Murakami has said he never felt comfortable in Japanese society, with its emphasis on communal harmony, hierarchy, and conformity. That alienation is one theme that runs through his works. Raised on a steady diet of Western music and literature, he has been especially influenced by Raymond Carver, Kurt Vonnegut, Kafka, and Dostoyevsky. His novels are rife with mentions of Bob Dylan, European delicacies, The Great Gatsby, and Western pop cultural references “so obscure they even flew over the head of some Americans,” a reviewer wrote in the New York Times in 1997. “You’d never know he was Japanese at all.”
Murakami eventually found commercial success in Japan in 1987, with the publication of his fifth novel, Norwegian Wood. The book, in which a middle-aged man reflects on his college years in Tokyo during the late 1960s, was especially popular among young adults. Murakami has said he thinks of his career as “before and after Norwegian Wood.”

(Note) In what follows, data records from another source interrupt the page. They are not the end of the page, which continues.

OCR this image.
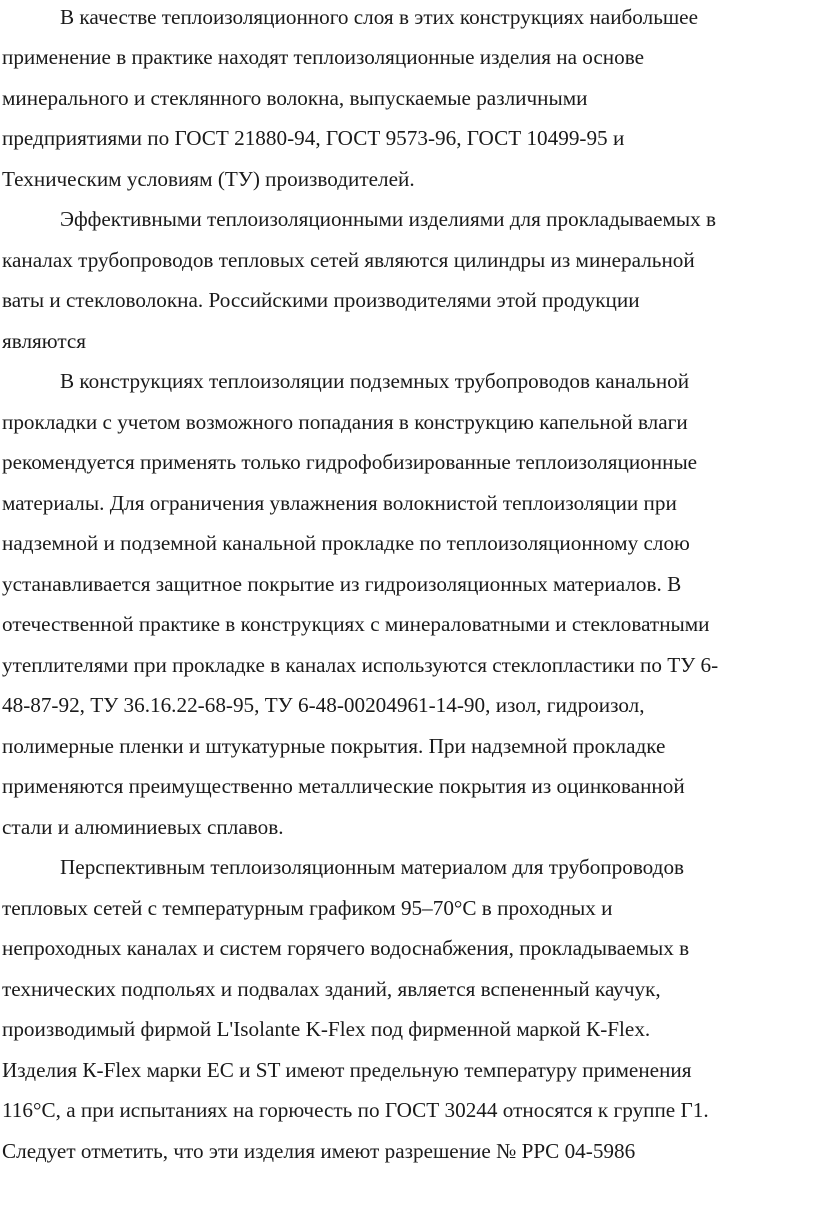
В качестве теплоизоляционного слоя в этих конструкциях наибольшее
применение в практике находят теплоизоляционные изделия на основе
минерального и стеклянного волокна, выпускаемые различными
предприятиями по ГОСТ 21880-94, ГОСТ 9573-96, ГОСТ 10499-95 и
Техническим условиям (ТУ) производителей.
Эффективными теплоизоляционными изделиями для прокладываемых в
каналах трубопроводов тепловых сетей являются цилиндры из минеральной
ваты и стекловолокна. Российскими производителями этой продукции
являются
В конструкциях теплоизоляции подземных трубопроводов канальной
прокладки с учетом возможного попадания в конструкцию капельной влаги
рекомендуется применять только гидрофобизированные теплоизоляционные
материалы. Для ограничения увлажнения волокнистой теплоизоляции при
надземной и подземной канальной прокладке по теплоизоляционному слою
устанавливается защитное покрытие из гидроизоляционных материалов. В
отечественной практике в конструкциях с минераловатными и стекловатными
утеплителями при прокладке в каналах используются стеклопластики по ТУ 6-
48-87-92, ТУ 36.16.22-68-95, ТУ 6-48-00204961-14-90, изол, гидроизол,
полимерные пленки и штукатурные покрытия. При надземной прокладке
применяются преимущественно металлические покрытия из оцинкованной
стали и алюминиевых сплавов.
Перспективным теплоизоляционным материалом для трубопроводов
тепловых сетей с температурным графиком 95–70°С в проходных и
непроходных каналах и систем горячего водоснабжения, прокладываемых в
технических подпольях и подвалах зданий, является вспененный каучук,
производимый фирмой L'Isolante K-Flex под фирменной маркой К-Flex.
Изделия К-Flex марки ЕС и ST имеют предельную температуру применения
116°С, а при испытаниях на горючесть по ГОСТ 30244 относятся к группе Г1.
Следует отметить, что эти изделия имеют разрешение № PPC 04-5986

He moved to the United States in 1986, and was a writer-in-residence at Tufts University from 1993 to 1995. During his time at the university, he finished writing the novel The Wind-Up Bird Chronicle. Though the Kafkaesque tale contains the magical realism and alienated protagonist that have become hallmarks of Murakami’s fiction, it also takes on more political themes, examining Japan’s role as an aggressor in the Second World War. The book earned Murakami entrée into the Japanese literary establishment—something he had never sought—and he was awarded one of the nation’s prestigious literary prizes, the Yomiuri Literary Award.

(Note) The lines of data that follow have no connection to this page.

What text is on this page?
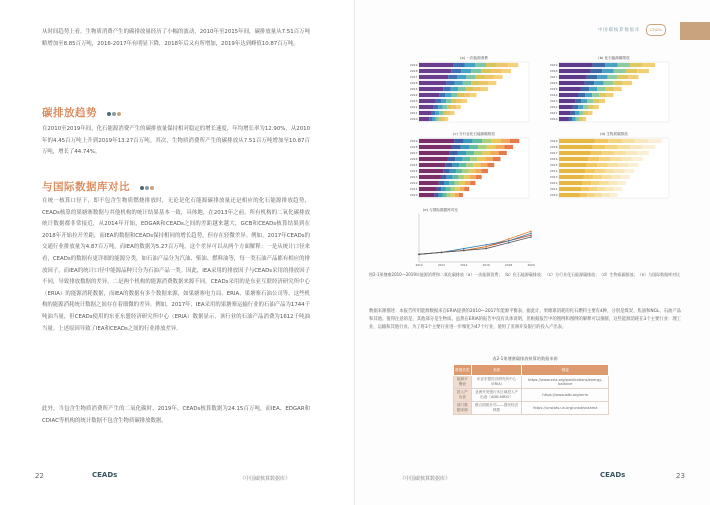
从时间趋势上看，生物质消费产生的碳排放量经历了小幅的波动，2010年至2015年间，碳排放量从7.51百万吨略增加至8.85百万吨，2016-2017年有明显下降，2018年后又有所增加，2019年达到峰值10.87百万吨。
碳排放趋势
在2010至2019年间，化石能源消费产生的碳排放量保持相对稳定的增长速度，年均增长率为12.90%，从2010年的4.45百万吨上升到2019年13.27百万吨。其次，生物质消费所产生的碳排放从7.51百万吨增加至10.87百万吨，增长了44.74%。
与国际数据库对比
在统一核算口径下，即不包含生物质燃烧排放时，无论是化石能源碳排放量还是相应的化石能源排放趋势，CEADs核算的果塘寨数据与其他机构的统计结果基本一致，具体地，在2013年之前，所有机构的二氧化碳排放统计数据都非常接近，从2014年开始，EDGAR和CEADs之间的差距越来越大，GCB和CEADs核算结果到在2018年开始拉开差距，而IEA的数据和CEADs保持相同的增长趋势，但存在轻微差异。例如，2017年CEADs的交通行业排放量为4.87百万吨，而IEA的数据为5.27百万吨。这个差异可以从两个方面解释：一是从统计口径来看，CEADs的数据有更详细的能源分类，如石油产品分为汽油、柴油、燃料油等，每一类石油产品都有相应的排放因子，而IEA的统计口径中能源品种只分为石油产品一类。因此，IEA采用的排放因子与CEADs采用的排放因子不同，导致排放数据的差异。二是两个机构的能源消费数据来源不同。CEADs采用的是东亚互联经济研究所中心（ERIA）的能源消耗数据，而IEA的数据有多个数据来源，如果塘寨电力局、ERIA、果塘寨石油公司等。这些机构的能源消耗统计数据之间存在着细微的差异。例如，2017年，IEA采用的果塘寨运输行业的石油产品为1744千吨油当量，但CEADs使用的东亚东盟经济研究所中心（ERIA）数据显示，该行业的石油产品消费为1612千吨油当量。上述原因导致了IEA和CEADs之间的行业排放差异。
此外，当包含生物质消费所产生的二氧化碳时，2019年，CEADs核算数据为24.15百万吨，而IEA、EDGAR和CDIAC等机构的统计数据不包含生物质碳排放数据。
22	CEADs	《中国碳核算数据库》
中国碳核算数据库	CEADs
(a) 一次能源消费
2019
2018
2017
2016
2015
2014
2013
2012
2011
2010
(b) 化石能源碳排放
2019
2018
2017
2016
2015
2014
2013
2012
2011
2010
(c) 分行业化石能源碳排放
2019
2018
2017
2016
2015
2014
2013
2012
2011
2010
(d) 生物质碳排放
2019
2018
2017
2016
2015
2014
2013
2012
2011
2010
(e) 与国际数据库对比
2010	2012	2014	2016	2018	2020
图2-1果塘寨2010—2019年能源消费和二氧化碳排放（a）一次能源消费；（b）化石能源碳排放；（c）分行业化石能源碳排放；（d）生物质碳排放；（e）与国际数据库对比
数据来源描述：本报告所用能源数据来自ERIA提供的2010—2017年能源平衡表。据此计，果塘寨消耗的化石燃料主要有4种，分别是煤炭、焦油和NGL、石油产品和其他。值得注意的是，其他部分是生物质。虽然在ERIA的报告中没有具体说明，但根据报告中的图例和图例的解释可以推断，这些能源消耗在3个主要行业：理工业、运输和其他行业。为了将3个主要行业进一步细化为47个行业，使用了亚洲开发银行的投入产出表。
表2-1果塘寨碳排放核算的数据来源
数据类型	来源	链接
能源平衡表	东亚东盟经济研究所中心（ERIA）	https://www.eria.org/publications/energy-balance
投入产出表	亚洲开发银行多区域投入产出表（ADB-MRIO）	https://www.adb.org/mrio
部门数据来源	联合国统计司——国民经济核算	https://unstats.un.org/unsd/snaama
《中国碳核算数据库》	CEADs	23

After leaving Tufts, Murakami returned to Japan, where he researched and wrote his first nonfiction book, Underground: The Tokyo Gas Attack and the Japanese Psyche, about the sarin gas attacks on the Tokyo subway by the religious terror group Aum Shinrikyo in 1995. He also wrote a collection of short stories about the 1995 earthquake that struck the city of Kobe, killing more than six thousand people.
While his work has found international acclaim and gained cult status among younger readers worldwide, his translations of American authors into Japanese are important in their own right. He has translated the complete works of Raymond Carver as well as writings of F. Scott Fitzgerald, Truman Capote, John Irving, and Ursula K. Le Guin.
His memoir, What I Talk About When I Talk About Running, which was published in English in 2008, brought Murakami to a whole new audience when the book reached number five on Amazon.com’s Running & Jogging bestseller list. As with writing, Murakami came late to running, getting serious about the sport at age thirty-three. The memoir is an account of his training, much of which takes place along the banks of the Charles River in Boston, for the 2005 New York City marathon. An atypical sports memoir, What I Talk About When I Talk About Running might reveal more about Murakami the writer than Murakami the athlete:
“In the novelist’s profession, there’s no such thing as winning or losing. What’s crucial is whether your writing attains the standards you’ve set for yourself. Writing novels and running full marathons are very much alike; basically a writer has a quiet, inner motivation and doesn’t seek validation in the outwardly visible. For me, running is both exercise and a metaphor. Bit by bit, I raise the bar and by clearing each level, I elevate myself.”
Murakami will receive an honorary Doctor of Letters degree from Tufts University.